Verdadero cultor de la vida íntima de los otros,
el voyeur contemporáneo, paralizado por la multiplicidad
de ofertas para satisfacer su propio deseo, parece naufragar
entre un autismo y un
erotismo virtuales, un placentero onanismo que ha perdido todo
punto de contacto con su propia intimidad. De alguna manera, el
hombre de la sociedad actual, devenido espectador
—porque ha dejado de ser partícipe y actor de los
acontecimientos sociales—, evidencia los mismos
síntomas que el clásico voyeur definido
por los tratados de
psiquiatría: un individuo que,
con tendencias adictivas, halla placer en el universo ajeno,
sustituyendo la acción por la mirada.
La mirada
furtiva
Catalogado como una parafilia, trastorno o
desviación sexual —inserto en las otrora llamadas
perversiones o aberraciones por la psiquiatría
clásica y el psicoanálisis— el voyeurismo
constituye una práctica provocada por la
erotización patológica de la mirada: la
existencia de una compulsión del voyeur (mirón) por
observar, como espectador pasivo, la vida sexual de los
demás. Precisamente su característica es la de
ocultarse para espiar a sus potenciales víctimas, que
suelen ser desconocidas o, al menos, no conscientes de su
presencia. Y constituye una desviación en tanto "los ojos
dejan de enriquecer la actividad sexual para convertirse en una
limitación, y cuando el mirar se erige en fin y
no en medio, negando otros fines, como la
penetración".3
El trastorno se gesta en la infancia, e
implica un desajuste en la maduración de los impulsos
sexuales: con la adolescencia y
la mayoría de edad, las pulsiones infantiles no logran
modificarse. Para el psicoanálisis, la angustia de
castración que trae implícita suele fijarse por
haber presenciado la escena primaria o el coito de los padres, o
contemplado los genitales de los adultos. Cuando miran el desnudo
o el coito de otros, tratan de asegurarse de que no hay peligro
de perder su pene, como castigo por la trasgresión,
repitiendo en calidad de
espectador las escenas temidas.
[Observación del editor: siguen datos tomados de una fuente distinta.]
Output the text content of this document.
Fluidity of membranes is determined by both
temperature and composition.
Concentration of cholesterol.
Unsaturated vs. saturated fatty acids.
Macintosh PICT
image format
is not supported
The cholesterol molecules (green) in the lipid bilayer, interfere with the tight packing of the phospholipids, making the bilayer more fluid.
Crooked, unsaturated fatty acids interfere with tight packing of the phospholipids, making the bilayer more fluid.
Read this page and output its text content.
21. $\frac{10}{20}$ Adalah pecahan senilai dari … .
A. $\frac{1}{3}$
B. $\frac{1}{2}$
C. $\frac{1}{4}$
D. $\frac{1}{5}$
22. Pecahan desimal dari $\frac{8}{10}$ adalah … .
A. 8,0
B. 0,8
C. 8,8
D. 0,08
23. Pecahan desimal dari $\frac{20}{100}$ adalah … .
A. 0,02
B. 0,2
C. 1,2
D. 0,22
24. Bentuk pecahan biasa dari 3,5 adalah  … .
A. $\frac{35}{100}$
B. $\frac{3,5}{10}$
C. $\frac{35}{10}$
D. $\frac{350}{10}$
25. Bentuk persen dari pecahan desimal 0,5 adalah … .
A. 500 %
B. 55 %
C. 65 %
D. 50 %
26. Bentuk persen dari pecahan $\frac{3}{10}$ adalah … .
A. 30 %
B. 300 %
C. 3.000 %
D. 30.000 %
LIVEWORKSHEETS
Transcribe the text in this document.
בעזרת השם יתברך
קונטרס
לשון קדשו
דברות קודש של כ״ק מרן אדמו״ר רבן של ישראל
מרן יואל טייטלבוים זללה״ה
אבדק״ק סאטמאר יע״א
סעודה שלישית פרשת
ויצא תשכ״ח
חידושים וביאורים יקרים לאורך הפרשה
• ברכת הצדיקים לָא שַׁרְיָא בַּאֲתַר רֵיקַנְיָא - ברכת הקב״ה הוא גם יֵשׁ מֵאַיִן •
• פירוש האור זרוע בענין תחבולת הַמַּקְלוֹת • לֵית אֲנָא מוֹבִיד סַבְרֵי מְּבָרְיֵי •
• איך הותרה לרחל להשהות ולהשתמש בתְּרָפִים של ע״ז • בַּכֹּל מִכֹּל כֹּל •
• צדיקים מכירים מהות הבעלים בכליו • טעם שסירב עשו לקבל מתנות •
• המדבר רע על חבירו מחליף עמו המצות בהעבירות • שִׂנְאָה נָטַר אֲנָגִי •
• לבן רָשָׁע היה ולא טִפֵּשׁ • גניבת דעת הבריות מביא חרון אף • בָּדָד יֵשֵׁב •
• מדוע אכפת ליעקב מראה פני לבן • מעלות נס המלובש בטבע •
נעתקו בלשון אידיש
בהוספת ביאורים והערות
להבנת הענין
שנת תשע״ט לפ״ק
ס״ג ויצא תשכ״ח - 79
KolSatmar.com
Es decir, repiten la escena
traumática, con el deseo de ejercer un control sobre
él.4 Algunos sexólogos consideran
auténtico voyeurismo aquel que se practica a través
de un objeto intermedio: un catalejo, una cámara, el ojo
de una cerradura o la hendija de algún ventanal, vale
decir, algo que lo proteja como un escudo en la distancia y le
garantice el control sobre las víctimas, a las que, en lo
más profundo, odian y a las que nunca llegarán a
tocar, porque el voyeur es un tímido crónico que
jamás desea el coito o, como bien dice Henry Ey, "realiza
el más breve de los coitos: el
visual".
Precavido para no ser descubierto mientras espía,
pues ello interrumpe su placer y le provoca frustración y
angustia, el oteador suele llegar al orgasmo en pleno
avistamiento, o masturbarse luego con la evocación de las
imágenes observadas. Suele excitarle el riesgo, el
incógnito, y se expone en ciertos casos a ser pillado o
denunciado. De esta manera tipifica un comportamiento
sexual que algunos califican como furtivo y
marginal.5
La mirada, en esta era de la imagen, se ha desarrollado
más que ningún otro sentido y, a partir de ella,
cualquier individuo que disfruta de escenas de erotismo
podría tener algún rasgo voyeurista. Pero se
convierte en una patología cuando el mirar escenas
sexuales constituye el modo preferido o exclusivo de un
individuo para obtener placer. Esto le genera al voyeur serias
dificultades en los contactos personales y afectivos, y perturba
sus relaciones
laborales y sociales. La industria del
sexo prospera imparable a costa del goce ocular: cine, páginas
web, espectáculos en vivo, toda una serie de
modalidades y espacios montados para la inmensa fauna de adictos
que pulula en la sociedad consumista.